L’étude en déduit que ça marche, quelle que soit la région où le dispositif s’applique. A cette nuance près : un système de contrôle de recherche d’emploi est plus efficace dans un marché du travail où les offres d’emploi sont abondantes. Il n’en faut pas davantage pour faire bondir le permanent interprofessionnel en charge des travailleurs sans emploi de la régionale CSC de Mons-La Louvière. Dans une sous-région du Hainaut où le chômage atteint jusqu’à 30 % de la population comme c’est le cas à Colfontaine, Mathieu Diku s’inquiète des recommandations de cette étude qui plaide pour une accélération des contrôles.

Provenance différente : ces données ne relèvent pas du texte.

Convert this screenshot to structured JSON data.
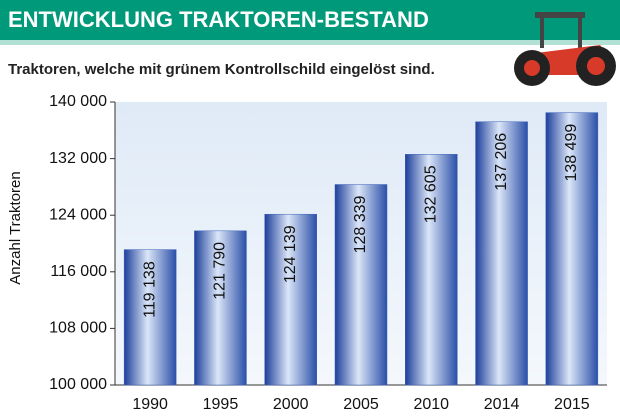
{
  "chart_data": {
    "type": "bar",
    "title": "ENTWICKLUNG TRAKTOREN-BESTAND",
    "subtitle": "Traktoren, welche mit grünem Kontrollschild eingelöst sind.",
    "y_label": "Anzahl Traktoren",
    "categories": [
      "1990",
      "1995",
      "2000",
      "2005",
      "2010",
      "2014",
      "2015"
    ],
    "values": [
      119138,
      121790,
      124139,
      128339,
      132605,
      137206,
      138499
    ],
    "value_labels": [
      "119 138",
      "121 790",
      "124 139",
      "128 339",
      "132 605",
      "137 206",
      "138 499"
    ],
    "color": "#3f63b8",
    "ylim": [
      100000,
      140000
    ],
    "yticks": [
      {
        "value": 100000,
        "label": "100 000"
      },
      {
        "value": 108000,
        "label": "108 000"
      },
      {
        "value": 116000,
        "label": "116 000"
      },
      {
        "value": 124000,
        "label": "124 000"
      },
      {
        "value": 132000,
        "label": "132 000"
      },
      {
        "value": 140000,
        "label": "140 000"
      }
    ],
    "grid": false
  }
}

« En plus de 10 ans, nous n’avons pu observer significativement une baisse du chômage dans notre régionale et les chiffres paraissent comme “incompressibles” avec pour conséquence l’établissement progressif de ghettos, de générations de chômeurs. D’autres observations sur la création d’emplois démontrent que ces dernières années, le nombre d’emplois créés à temps plein n’a pas augmenté proportionnellement à la population active et que, si augmentation d’emplois il y a eu, c’est par l’accroissement des contrats précaires (temps partiel, intérim, win-win…). »
Fragilisation
Par ailleurs, le permanent observe que sur Mons-La Louvière, les perspectives réelles d’embauche sont rares. « Les peu qualifiés restent les premières victimes d’un plan qui a montré ses limites dès sa mise en œuvre. Un contrôle anticipé n’aura pas d’autre effet que de fragiliser davantage les plus vulnérables. »

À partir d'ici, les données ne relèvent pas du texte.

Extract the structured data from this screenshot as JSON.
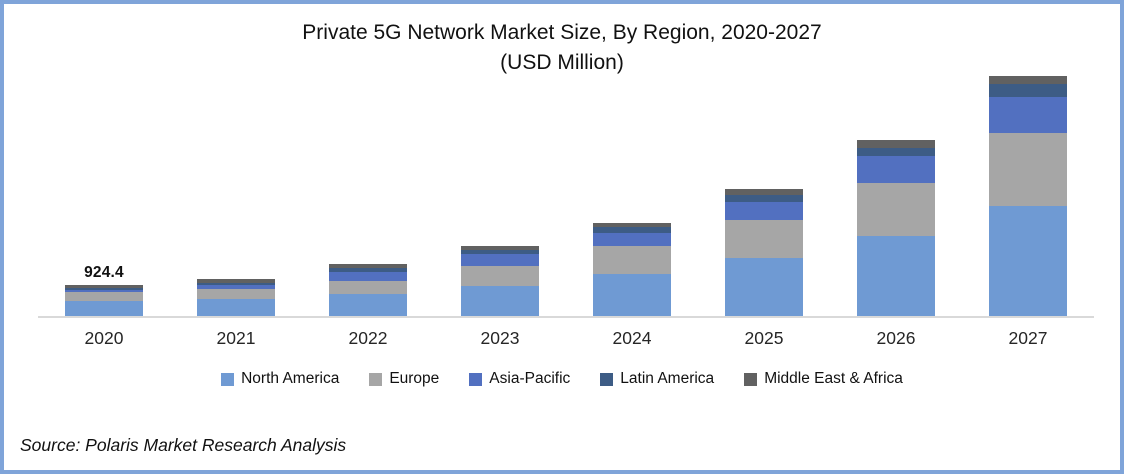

Le service TSE de la FGTB de Charleroi confirme. Le siège carolo de l’Onem se montre très sévère en termes de sanctions. En moyenne, 210 hommes et femmes sont convoqués chaque jour pour s’expliquer sur leurs démarches de recherche d’emploi. Ont-ils répondu à des offres, envoyé des CV, comment se sont-ils comportés face à des employeurs potentiels ? Il leur faut apporter des preuves de leur activation. Les entretiens durent de 30 à 40 minutes sur un plateau où travaillent une vingtaine de facilitateurs. Le chômeur doit faire attention à ce qu’il dit, à ne pas être en litige avec l’Onem. Sous peine de se voir exclure de ses droits au chômage temporairement ou définitivement.

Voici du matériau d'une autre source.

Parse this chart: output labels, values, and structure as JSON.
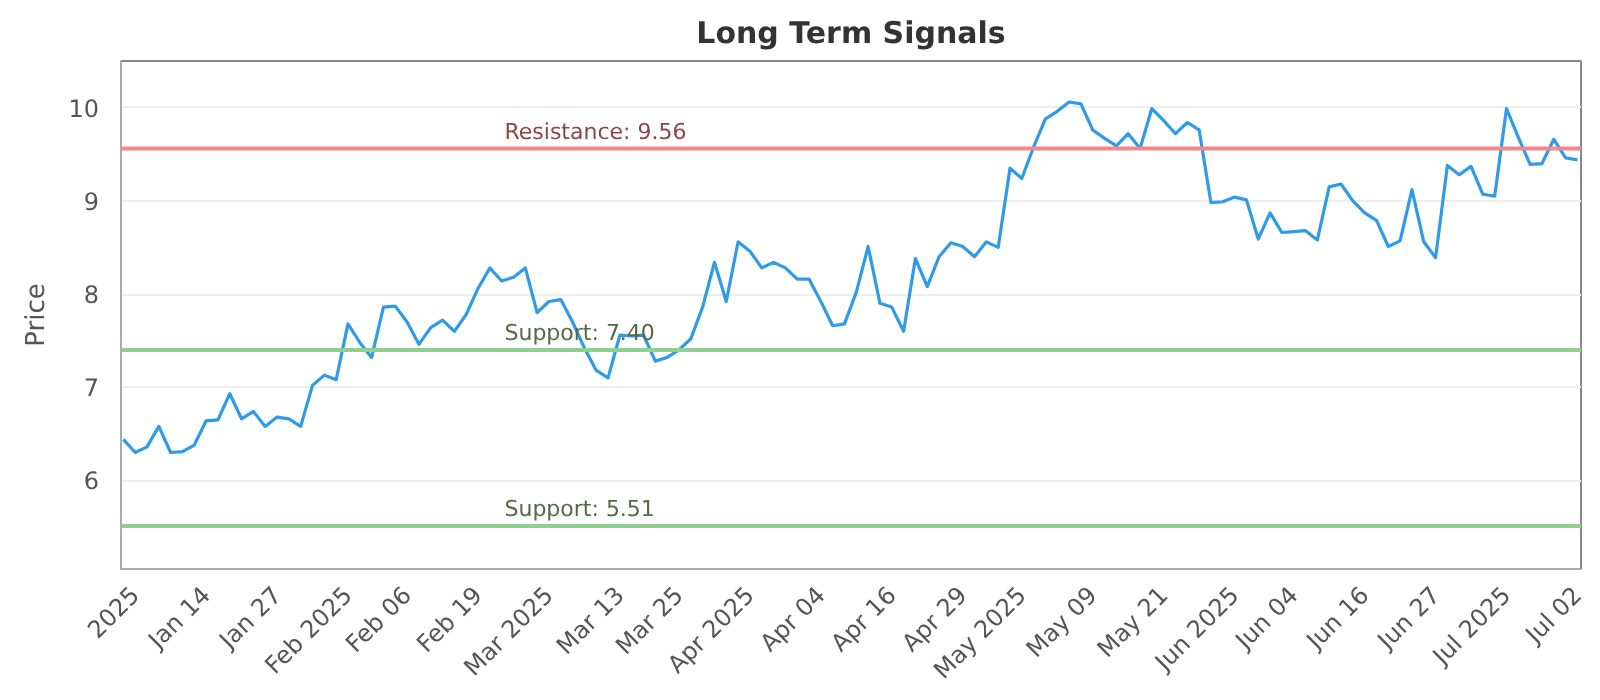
{
  "chart_data": {
    "type": "line",
    "title": "Long Term Signals",
    "ylabel": "Price",
    "categories": [
      null,
      "2025",
      null,
      null,
      null,
      null,
      null,
      "Jan 14",
      null,
      null,
      null,
      null,
      null,
      "Jan 27",
      null,
      null,
      null,
      null,
      null,
      "Feb 2025",
      null,
      null,
      null,
      null,
      "Feb 06",
      null,
      null,
      null,
      null,
      null,
      "Feb 19",
      null,
      null,
      null,
      null,
      null,
      "Mar 2025",
      null,
      null,
      null,
      null,
      null,
      "Mar 13",
      null,
      null,
      null,
      null,
      "Mar 25",
      null,
      null,
      null,
      null,
      null,
      "Apr 2025",
      null,
      null,
      null,
      null,
      null,
      "Apr 04",
      null,
      null,
      null,
      null,
      null,
      "Apr 16",
      null,
      null,
      null,
      null,
      null,
      "Apr 29",
      null,
      null,
      null,
      null,
      "May 2025",
      null,
      null,
      null,
      null,
      null,
      "May 09",
      null,
      null,
      null,
      null,
      null,
      "May 21",
      null,
      null,
      null,
      null,
      null,
      "Jun 2025",
      null,
      null,
      null,
      null,
      "Jun 04",
      null,
      null,
      null,
      null,
      null,
      "Jun 16",
      null,
      null,
      null,
      null,
      null,
      "Jun 27",
      null,
      null,
      null,
      null,
      null,
      "Jul 2025",
      null,
      null,
      null,
      null,
      null,
      "Jul 02"
    ],
    "series": [
      {
        "color": "#2f9be8",
        "values": [
          6.44,
          6.3,
          6.36,
          6.58,
          6.3,
          6.31,
          6.38,
          6.64,
          6.65,
          6.93,
          6.66,
          6.74,
          6.58,
          6.68,
          6.66,
          6.58,
          7.02,
          7.13,
          7.08,
          7.68,
          7.48,
          7.32,
          7.86,
          7.87,
          7.7,
          7.46,
          7.64,
          7.72,
          7.6,
          7.78,
          8.06,
          8.28,
          8.14,
          8.18,
          8.28,
          7.8,
          7.92,
          7.94,
          7.7,
          7.42,
          7.18,
          7.1,
          7.56,
          7.55,
          7.56,
          7.28,
          7.32,
          7.4,
          7.52,
          7.86,
          8.34,
          7.92,
          8.56,
          8.46,
          8.28,
          8.34,
          8.28,
          8.16,
          8.16,
          7.92,
          7.66,
          7.68,
          8.02,
          8.51,
          7.9,
          7.86,
          7.6,
          8.38,
          8.08,
          8.4,
          8.55,
          8.51,
          8.4,
          8.56,
          8.5,
          9.35,
          9.24,
          9.58,
          9.88,
          9.96,
          10.06,
          10.04,
          9.76,
          9.67,
          9.59,
          9.72,
          9.56,
          9.99,
          9.86,
          9.72,
          9.84,
          9.76,
          8.98,
          8.99,
          9.04,
          9.01,
          8.59,
          8.87,
          8.66,
          8.67,
          8.68,
          8.58,
          9.15,
          9.18,
          9.0,
          8.87,
          8.79,
          8.51,
          8.57,
          9.12,
          8.56,
          8.39,
          9.38,
          9.28,
          9.37,
          9.07,
          9.05,
          9.99,
          9.68,
          9.39,
          9.4,
          9.66,
          9.46,
          9.44
        ]
      }
    ],
    "ylim": [
      5.05,
      10.5
    ],
    "yticks": [
      6,
      7,
      8,
      9,
      10
    ],
    "grid": "y",
    "marker": "none",
    "line_style": "solid",
    "ref_lines": [
      {
        "axis": "y",
        "value": 9.56,
        "label": "Resistance: 9.56",
        "color": "#f08a8a"
      },
      {
        "axis": "y",
        "value": 7.4,
        "label": "Support: 7.40",
        "color": "#8fd08f"
      },
      {
        "axis": "y",
        "value": 5.51,
        "label": "Support: 5.51",
        "color": "#8fd08f"
      }
    ]
  }
}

Entre 2003 et 2008, la part mensuelle des sanctions temporaires chez les chômeurs complets indemnisés – la « fréquence de sanction » – a quasi triplé. En 2009, elle était de 23 % chez les demandeurs de moins de 50 ans.
De l’emploi et de l’emploi de qualité pour tous plutôt qu’une agitation inefficace dans le but de mettre la pression sur les demandeurs d’emploi : telle est la revendication syndicale. La CSC Mons-La Louvière et son groupe de militants entendent le faire savoir.
les chiffres
40.000 entretiens
de contrôles d’activation de la recherche d’emploi sont effectués chaque année par le siège régional de l’Onem de Charleroi.
50 %
C’est la part de demandeurs d’emploi inoccupés de moins de 50 ans qui a retrouvé du travail entre 2004 et 2008, grâce à une conjoncture favorable
39 %
des demandeurs d’emplois contrôlés dans la région de Mons-La Louvière sont sanctionnés au terme de leur dernier entretien.